America’s 2011 deficit debate has been less about solutions to economic realities than about positioning to the impending 2012 election.

Washington’s shift from the issues of secular stagnation and unemployment to deficit-cutting and austerity does not reflect the views and preferences of ordinary Americans. Only 7% of Americans believe that budget deficit/national debt is the most important problem facing America today, according to the recent CBS News/New York Times poll. In contrast, some 53% of Americans believe that economy/jobs are the nation’s priority today.

In fact, a whopping 79% of Americans are dissatisfied with the direction of the nation, according to Pew Research.
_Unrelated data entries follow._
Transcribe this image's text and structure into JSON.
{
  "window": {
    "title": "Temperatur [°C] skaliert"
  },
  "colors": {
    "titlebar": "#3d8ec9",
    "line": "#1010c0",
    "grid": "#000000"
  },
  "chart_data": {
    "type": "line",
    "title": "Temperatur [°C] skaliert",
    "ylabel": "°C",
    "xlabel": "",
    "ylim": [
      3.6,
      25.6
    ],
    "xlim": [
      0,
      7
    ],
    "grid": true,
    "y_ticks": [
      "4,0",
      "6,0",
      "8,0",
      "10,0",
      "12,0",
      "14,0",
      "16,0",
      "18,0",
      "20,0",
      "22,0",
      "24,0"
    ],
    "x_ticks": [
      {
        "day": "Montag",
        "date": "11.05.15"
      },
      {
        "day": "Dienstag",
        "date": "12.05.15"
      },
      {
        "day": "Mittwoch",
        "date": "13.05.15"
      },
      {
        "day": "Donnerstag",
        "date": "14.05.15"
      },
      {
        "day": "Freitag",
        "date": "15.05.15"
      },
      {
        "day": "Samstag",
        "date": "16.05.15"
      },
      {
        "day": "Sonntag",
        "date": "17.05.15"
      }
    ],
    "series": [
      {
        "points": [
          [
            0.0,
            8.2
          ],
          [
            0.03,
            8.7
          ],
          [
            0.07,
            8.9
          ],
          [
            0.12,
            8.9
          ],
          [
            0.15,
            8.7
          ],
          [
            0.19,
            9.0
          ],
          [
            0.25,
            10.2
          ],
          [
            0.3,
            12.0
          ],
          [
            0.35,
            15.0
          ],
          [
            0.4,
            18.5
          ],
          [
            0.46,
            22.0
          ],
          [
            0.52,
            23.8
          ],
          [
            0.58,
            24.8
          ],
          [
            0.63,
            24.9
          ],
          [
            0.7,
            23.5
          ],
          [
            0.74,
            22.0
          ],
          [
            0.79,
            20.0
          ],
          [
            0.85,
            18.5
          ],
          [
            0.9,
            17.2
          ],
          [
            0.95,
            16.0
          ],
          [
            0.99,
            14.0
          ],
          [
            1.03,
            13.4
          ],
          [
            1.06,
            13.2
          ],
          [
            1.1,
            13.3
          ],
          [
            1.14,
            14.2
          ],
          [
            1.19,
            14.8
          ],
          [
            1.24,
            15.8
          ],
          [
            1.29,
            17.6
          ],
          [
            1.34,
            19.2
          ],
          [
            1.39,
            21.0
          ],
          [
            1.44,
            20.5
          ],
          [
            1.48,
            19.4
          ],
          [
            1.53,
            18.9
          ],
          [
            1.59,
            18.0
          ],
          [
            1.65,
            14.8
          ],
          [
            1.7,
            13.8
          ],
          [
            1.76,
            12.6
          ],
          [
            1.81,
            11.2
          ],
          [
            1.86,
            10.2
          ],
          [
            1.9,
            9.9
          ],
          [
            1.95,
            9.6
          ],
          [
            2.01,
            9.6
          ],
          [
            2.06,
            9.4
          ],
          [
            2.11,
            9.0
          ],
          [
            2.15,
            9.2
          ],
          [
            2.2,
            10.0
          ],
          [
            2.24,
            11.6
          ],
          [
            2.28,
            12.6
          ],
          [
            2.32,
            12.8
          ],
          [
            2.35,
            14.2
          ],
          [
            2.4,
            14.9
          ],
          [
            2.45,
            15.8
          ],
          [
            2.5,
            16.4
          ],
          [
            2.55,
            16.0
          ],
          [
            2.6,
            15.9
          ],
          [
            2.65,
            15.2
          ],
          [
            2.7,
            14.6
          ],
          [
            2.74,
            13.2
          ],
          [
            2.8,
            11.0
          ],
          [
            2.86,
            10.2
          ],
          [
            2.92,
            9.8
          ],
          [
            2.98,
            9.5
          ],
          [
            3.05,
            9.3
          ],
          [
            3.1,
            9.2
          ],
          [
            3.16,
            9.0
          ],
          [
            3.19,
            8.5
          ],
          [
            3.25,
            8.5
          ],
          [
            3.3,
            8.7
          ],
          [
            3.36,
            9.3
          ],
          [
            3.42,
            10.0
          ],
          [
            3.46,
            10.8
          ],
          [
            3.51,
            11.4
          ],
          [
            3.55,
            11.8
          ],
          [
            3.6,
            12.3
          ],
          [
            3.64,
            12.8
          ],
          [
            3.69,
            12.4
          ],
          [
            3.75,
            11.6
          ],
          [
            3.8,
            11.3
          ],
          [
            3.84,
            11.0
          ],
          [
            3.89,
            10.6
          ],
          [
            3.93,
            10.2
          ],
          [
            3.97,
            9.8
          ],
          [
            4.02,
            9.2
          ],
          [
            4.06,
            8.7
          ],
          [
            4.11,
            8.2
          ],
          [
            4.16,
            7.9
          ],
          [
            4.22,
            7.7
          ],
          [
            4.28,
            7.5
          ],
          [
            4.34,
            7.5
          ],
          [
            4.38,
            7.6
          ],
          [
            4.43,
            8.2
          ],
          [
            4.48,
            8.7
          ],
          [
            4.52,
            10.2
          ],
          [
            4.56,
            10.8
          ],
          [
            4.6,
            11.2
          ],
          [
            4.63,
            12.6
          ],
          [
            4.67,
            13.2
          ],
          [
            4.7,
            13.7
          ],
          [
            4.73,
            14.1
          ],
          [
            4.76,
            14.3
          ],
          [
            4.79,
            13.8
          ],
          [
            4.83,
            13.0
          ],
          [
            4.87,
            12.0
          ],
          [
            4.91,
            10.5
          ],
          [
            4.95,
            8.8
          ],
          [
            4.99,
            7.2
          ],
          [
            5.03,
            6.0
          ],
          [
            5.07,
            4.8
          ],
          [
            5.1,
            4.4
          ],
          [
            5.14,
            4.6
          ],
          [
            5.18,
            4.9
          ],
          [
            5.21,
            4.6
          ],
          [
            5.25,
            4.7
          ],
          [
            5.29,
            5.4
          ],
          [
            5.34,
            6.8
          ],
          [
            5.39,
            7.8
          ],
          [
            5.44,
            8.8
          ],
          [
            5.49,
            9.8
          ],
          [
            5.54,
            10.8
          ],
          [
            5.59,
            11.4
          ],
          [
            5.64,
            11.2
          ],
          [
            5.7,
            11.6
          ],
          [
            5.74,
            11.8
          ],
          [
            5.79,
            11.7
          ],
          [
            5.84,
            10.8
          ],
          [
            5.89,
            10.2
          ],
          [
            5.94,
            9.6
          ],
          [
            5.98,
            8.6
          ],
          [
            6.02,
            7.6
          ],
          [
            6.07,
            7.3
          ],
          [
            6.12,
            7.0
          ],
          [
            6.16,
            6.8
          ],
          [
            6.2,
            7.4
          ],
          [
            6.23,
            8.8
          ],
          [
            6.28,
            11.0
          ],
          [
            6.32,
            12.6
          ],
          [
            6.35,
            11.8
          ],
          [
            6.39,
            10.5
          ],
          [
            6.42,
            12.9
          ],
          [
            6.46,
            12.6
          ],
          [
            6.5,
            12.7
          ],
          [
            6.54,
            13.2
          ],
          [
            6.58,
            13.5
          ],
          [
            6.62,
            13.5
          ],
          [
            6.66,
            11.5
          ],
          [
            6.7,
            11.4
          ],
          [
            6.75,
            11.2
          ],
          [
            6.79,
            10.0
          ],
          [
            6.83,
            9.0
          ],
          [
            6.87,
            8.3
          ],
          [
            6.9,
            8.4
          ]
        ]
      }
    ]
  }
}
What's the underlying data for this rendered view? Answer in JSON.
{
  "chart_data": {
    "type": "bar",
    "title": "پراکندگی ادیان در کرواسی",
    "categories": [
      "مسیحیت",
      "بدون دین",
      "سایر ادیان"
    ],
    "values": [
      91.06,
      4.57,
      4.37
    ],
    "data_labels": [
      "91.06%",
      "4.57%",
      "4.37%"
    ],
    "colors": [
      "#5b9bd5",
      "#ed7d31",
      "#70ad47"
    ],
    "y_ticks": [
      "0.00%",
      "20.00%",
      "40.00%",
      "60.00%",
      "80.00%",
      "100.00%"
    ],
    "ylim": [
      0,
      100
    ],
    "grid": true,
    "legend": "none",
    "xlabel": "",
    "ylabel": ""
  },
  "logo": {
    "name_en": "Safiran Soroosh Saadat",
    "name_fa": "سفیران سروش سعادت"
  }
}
It is only seldom in the U.S. history that the gap between Washington and the Main Street has been as deep. Concurrently, the revised GDP figures indicate that the U.S. economy is barely breathing, growing only 1.3% in the second quarter (and barely 0.4% in the first quarter).

Washington’s deficit deal is a compromise of compromises. Politically, it does not reflect a bipartisan consensus but deepening polarization that will make such consensus even more elusive in the foreseeable future. Economically, it will do nothing to resolve the pressing issues of secular stagnation and unemployment in America; over time, it is likely to prolong both.